Memorandum: Plaintiff commenced this action to recover for damages for injuries that he allegedly sustained as a result of decedent’s dental malpractice. On appeal from a judgment entered upon a jury verdict in defendant’s favor, plaintiff contends that Supreme Court erred in denying his motion for judgment as a matter of law pursuant to CPLR 4401. We reject that contention. Given the conflicting testimony of the parties’ experts, we conclude that it cannot be said that there is “ ‘no *1489valid line of reasoning and permissible inferences which could possibly lead rational [persons] to the conclusion [advocated by the nonmovant] on the basis of the evidence presented at trial’ ” (Szczerbiak v Pilat, 90 NY2d 553, 556 [1997], quoting Cohen v Hallmark Cards, 45 NY2d 493, 499 [1978]).
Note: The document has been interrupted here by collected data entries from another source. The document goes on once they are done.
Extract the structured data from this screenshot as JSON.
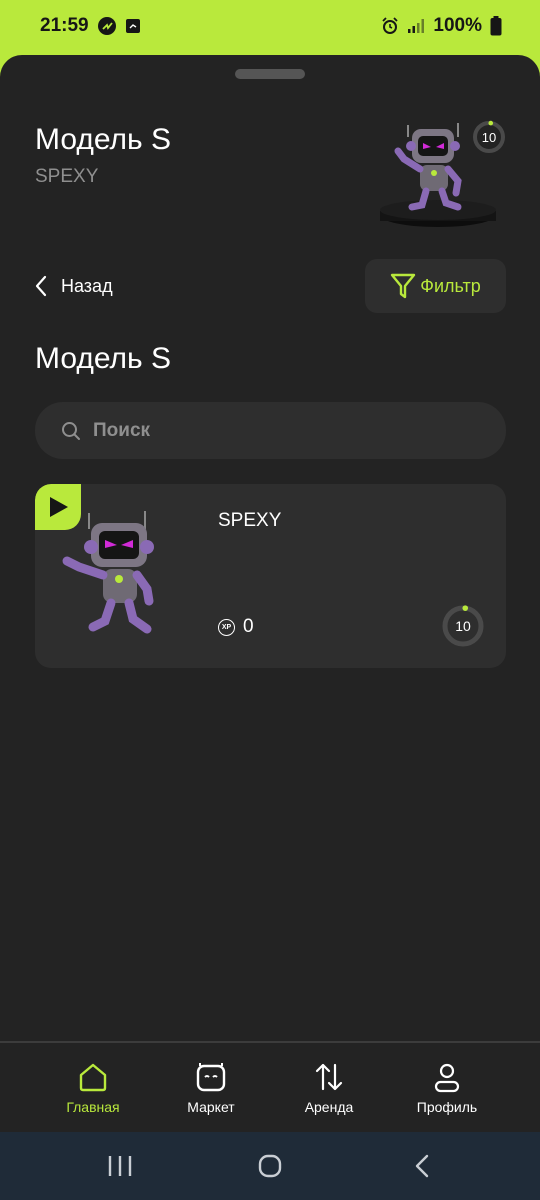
{
  "status_bar": {
    "time": "21:59",
    "battery": "100%",
    "icons": [
      "cast-icon",
      "app-notification-icon",
      "alarm-icon",
      "signal-icon",
      "battery-icon"
    ]
  },
  "header": {
    "title": "Модель S",
    "subtitle": "SPEXY",
    "level": "10",
    "level_progress": 0.02
  },
  "actions": {
    "back_label": "Назад",
    "filter_label": "Фильтр"
  },
  "section": {
    "title": "Модель S"
  },
  "search": {
    "placeholder": "Поиск",
    "value": ""
  },
  "cards": [
    {
      "name": "SPEXY",
      "xp": "0",
      "xp_badge": "XP",
      "level": "10",
      "level_progress": 0.02
    }
  ],
  "nav": {
    "items": [
      {
        "label": "Главная",
        "icon": "home-icon",
        "active": true
      },
      {
        "label": "Маркет",
        "icon": "market-robot-icon",
        "active": false
      },
      {
        "label": "Аренда",
        "icon": "swap-arrows-icon",
        "active": false
      },
      {
        "label": "Профиль",
        "icon": "profile-icon",
        "active": false
      }
    ]
  },
  "colors": {
    "accent": "#b9e93c",
    "background": "#232323",
    "surface": "#2e2e2e",
    "muted_text": "#8f8f8f",
    "system_nav": "#1f2b38"
  }
}
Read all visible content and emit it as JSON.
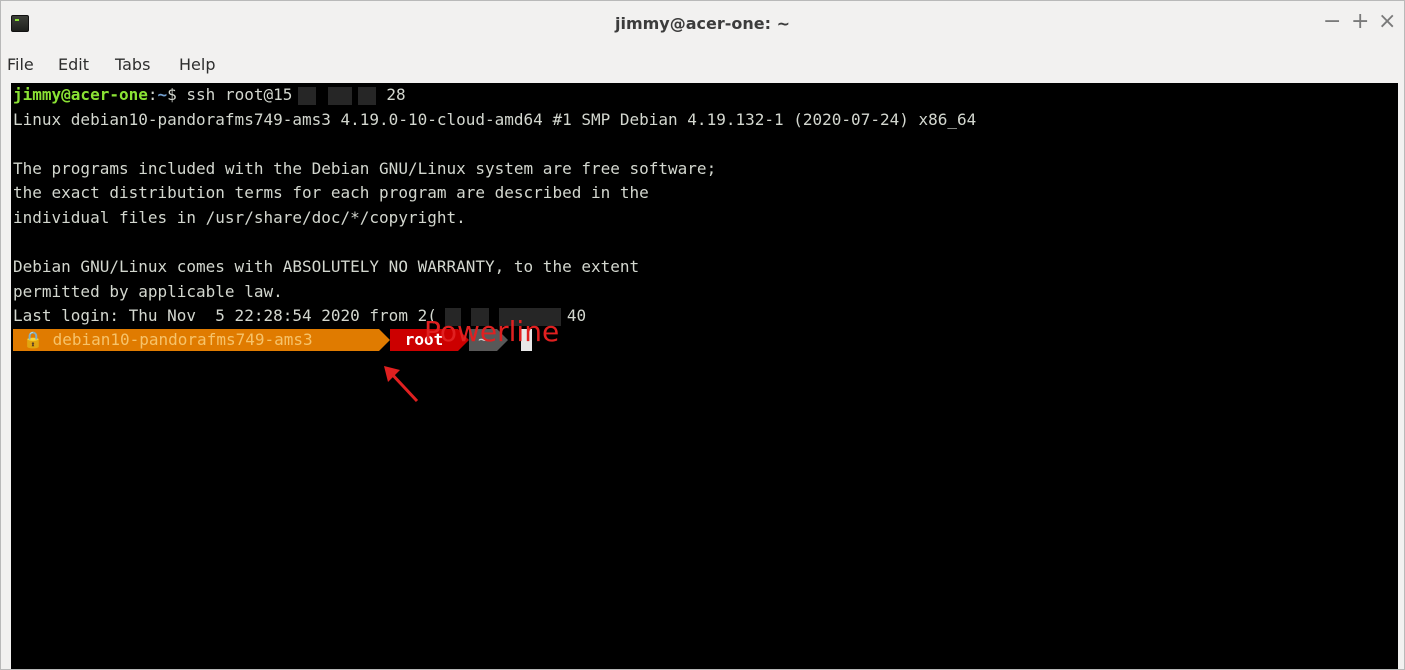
{
  "window": {
    "title": "jimmy@acer-one: ~",
    "controls": {
      "minimize": "−",
      "maximize": "+",
      "close": "×"
    }
  },
  "menubar": {
    "items": [
      "File",
      "Edit",
      "Tabs",
      "Help"
    ]
  },
  "terminal": {
    "prompt_user_host": "jimmy@acer-one",
    "prompt_sep": ":",
    "prompt_path": "~",
    "prompt_dollar": "$ ",
    "command_prefix": "ssh root@15",
    "command_suffix": "28",
    "lines": [
      "Linux debian10-pandorafms749-ams3 4.19.0-10-cloud-amd64 #1 SMP Debian 4.19.132-1 (2020-07-24) x86_64",
      "",
      "The programs included with the Debian GNU/Linux system are free software;",
      "the exact distribution terms for each program are described in the",
      "individual files in /usr/share/doc/*/copyright.",
      "",
      "Debian GNU/Linux comes with ABSOLUTELY NO WARRANTY, to the extent",
      "permitted by applicable law."
    ],
    "last_login_prefix": "Last login: Thu Nov  5 22:28:54 2020 from 2(",
    "last_login_suffix": "40",
    "powerline": {
      "host_icon": "🔒",
      "host": "debian10-pandorafms749-ams3",
      "user": "root",
      "cwd": "~"
    }
  },
  "annotation": {
    "label": "Powerline"
  },
  "colors": {
    "terminal_bg": "#000000",
    "terminal_fg": "#d3d7cf",
    "prompt_user": "#8ae234",
    "prompt_path": "#729fcf",
    "powerline_host_bg": "#e07b00",
    "powerline_user_bg": "#cc0000",
    "powerline_cwd_bg": "#585858",
    "annotation": "#e02020"
  }
}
Plaintiff further contends that the court erred in failing to grant his posttrial motion pursuant to CPLR 4404 (a) to set aside the verdict as against the weight of the evidence and for a new trial. We conclude that plaintiff’s contention is not properly before us inasmuch as he abandoned that contention at oral argument of his motion (see Webb v Salvation Army, 83 AD3d 1453, 1453 [2011]; see generally Ciesinski v Town of Aurora, 202 AD2d 984, 985 [1994]). Here, the record establishes that plaintiff’s counsel responded in the affirmative when the court at oral argument asked whether plaintiff was requesting

that the court direct entry of judgment in his favor on the issue of negligence and was “not asking for a new trial on the question of negligence,” i.e., the appropriate relief when a jury verdict is set aside as against the weight of the evidence (see Rogers v DiChristina, 195 AD2d 1061, 1062 [1993], lv denied 82 NY2d 852 [1993]). In any event, plaintiff’s contention lacks merit inasmuch as “ ‘the trial was a prototypical battle of the experts, and the jury’s acceptance of [defendant’s] case was a rational and fair interpretation of the evidence’ ” (Schultz v Excelsior Orthopaedics, LLP [appeal No. 2], 129 AD3d 1606, 1607 [2015]).

Present — Carni, J.P., Lindley, NeMoyer, Trout-man and Scudder, JJ.